All the above mentioned practices had such a component originally so let’s consider what some mindfulness meditations and even other types of stillness-inducing practices might be prone to without it. Often they achieve a stillness by shutting down rumination (the chattering anxious mind) and leave a kind of emptiness; the mystic might see this as a way to “pure consciousness” but the average person trying to chill out can find it either disturbing (it prompts fidgiting and/or a feeling of nervousness) or if it does work for them in producing a calmness, often this calmness feels rather flat, sometimes akin to depression. It somehow does not compensate for what they used to find in prayer or the poetry of the psalms nor in the “lift” the author produces in his Desiderata. As my TM practising partner said the other day: “It squeezes the juice out of the practice”. I often think it leaves the person trying so hard to get it right a little dried out too.
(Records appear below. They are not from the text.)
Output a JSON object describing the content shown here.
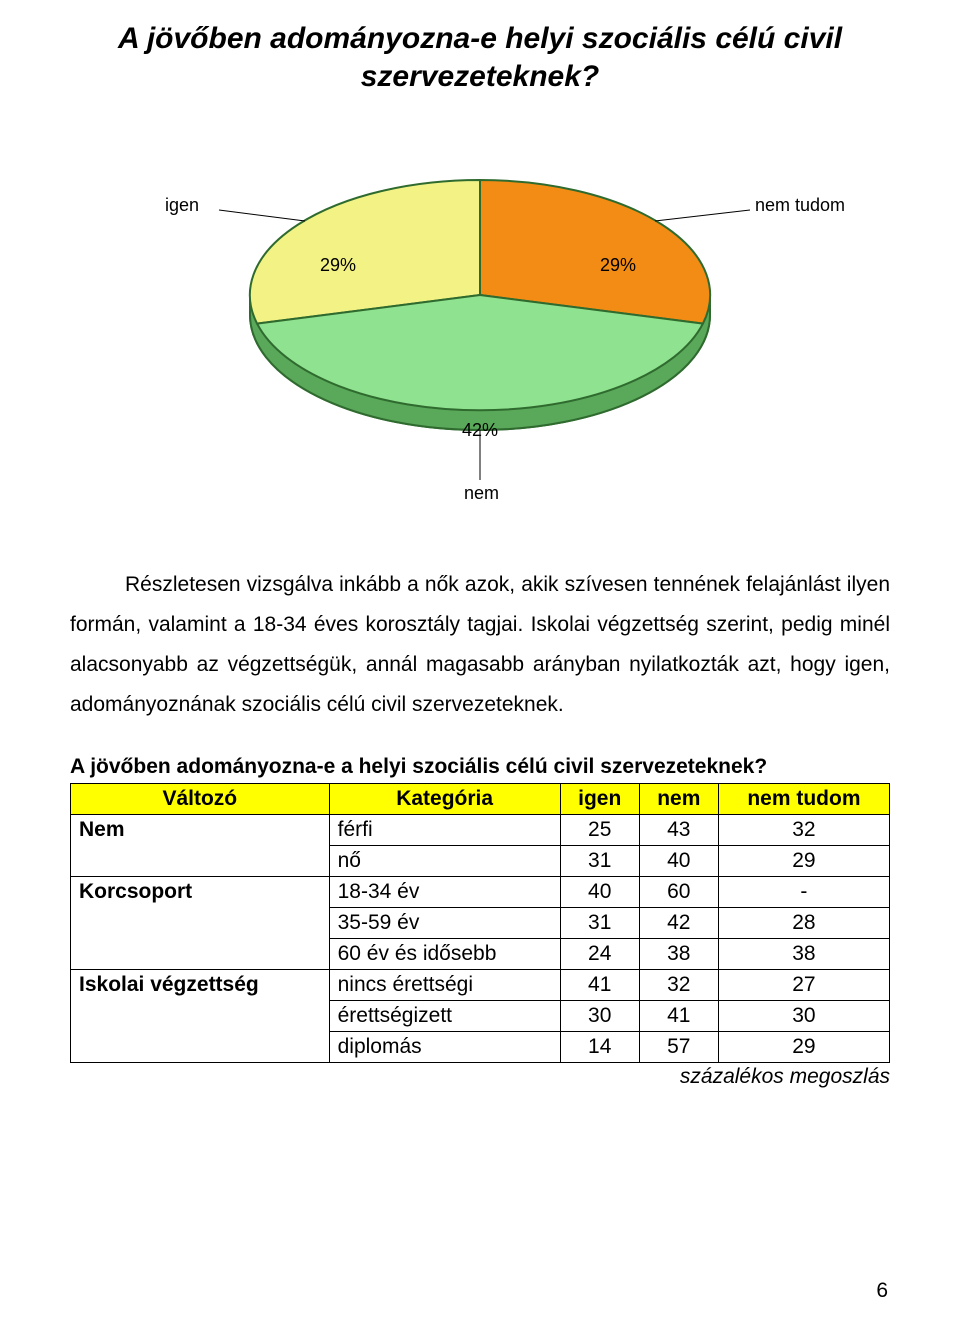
{
  "chart": {
    "title_line1": "A jövőben adományozna-e helyi szociális célú civil",
    "title_line2": "szervezeteknek?",
    "labels": {
      "igen": "igen",
      "nem_tudom": "nem tudom",
      "nem": "nem"
    },
    "percent_labels": {
      "igen": "29%",
      "nem_tudom": "29%",
      "nem": "42%"
    },
    "slices": [
      {
        "name": "igen",
        "value": 29,
        "color": "#f2f285"
      },
      {
        "name": "nem_tudom",
        "value": 29,
        "color": "#f28c14"
      },
      {
        "name": "nem",
        "value": 42,
        "color": "#8fe28f"
      }
    ],
    "edge_color": "#2f6b2f",
    "depth_color": "#5aa85a",
    "leader_color": "#000000",
    "label_font_size": 18,
    "title_font_size": 30
  },
  "paragraph": "Részletesen vizsgálva inkább a nők azok, akik szívesen tennének felajánlást ilyen formán, valamint a 18-34 éves korosztály tagjai. Iskolai végzettség szerint, pedig minél alacsonyabb az végzettségük, annál magasabb arányban nyilatkozták azt, hogy igen, adományoznának szociális célú civil szervezeteknek.",
  "table": {
    "title": "A jövőben adományozna-e a helyi szociális célú civil szervezeteknek?",
    "header_bg": "#ffff00",
    "columns": [
      "Változó",
      "Kategória",
      "igen",
      "nem",
      "nem tudom"
    ],
    "groups": [
      {
        "variable": "Nem",
        "rows": [
          {
            "cat": "férfi",
            "vals": [
              "25",
              "43",
              "32"
            ]
          },
          {
            "cat": "nő",
            "vals": [
              "31",
              "40",
              "29"
            ]
          }
        ]
      },
      {
        "variable": "Korcsoport",
        "rows": [
          {
            "cat": "18-34 év",
            "vals": [
              "40",
              "60",
              "-"
            ]
          },
          {
            "cat": "35-59 év",
            "vals": [
              "31",
              "42",
              "28"
            ]
          },
          {
            "cat": "60 év és idősebb",
            "vals": [
              "24",
              "38",
              "38"
            ]
          }
        ]
      },
      {
        "variable": "Iskolai végzettség",
        "rows": [
          {
            "cat": "nincs érettségi",
            "vals": [
              "41",
              "32",
              "27"
            ]
          },
          {
            "cat": "érettségizett",
            "vals": [
              "30",
              "41",
              "30"
            ]
          },
          {
            "cat": "diplomás",
            "vals": [
              "14",
              "57",
              "29"
            ]
          }
        ]
      }
    ],
    "footer": "százalékos megoszlás"
  },
  "page_number": "6"
}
I am suggesting that stripping the practice of its spiritual core purpose is another form of scientific materialism; behaviourism and cognitive psychology have led the way in this condensation and contraction of the scientific approach to our psychological and physical participation in the living organism that is our world.
Our world that is planet Earth, Gaia, Wordsworth’s world of union with Nature, “the trees and the stars”.
I would like to quote Andy Fisher, from “Radical Ecopsychology” ( 2013) page 97:
“I use the word spirit, in this instance, to refer to a mode of experience that tends in the direction of reunion with nature or that works to overcome splits between realms of being.”
Exclusively science based psychology makes this split between realms of being and then what is worse it ignores the realm it has split off. It aids the the sickness of our planet as it distances us from the Earth as our spiritual home.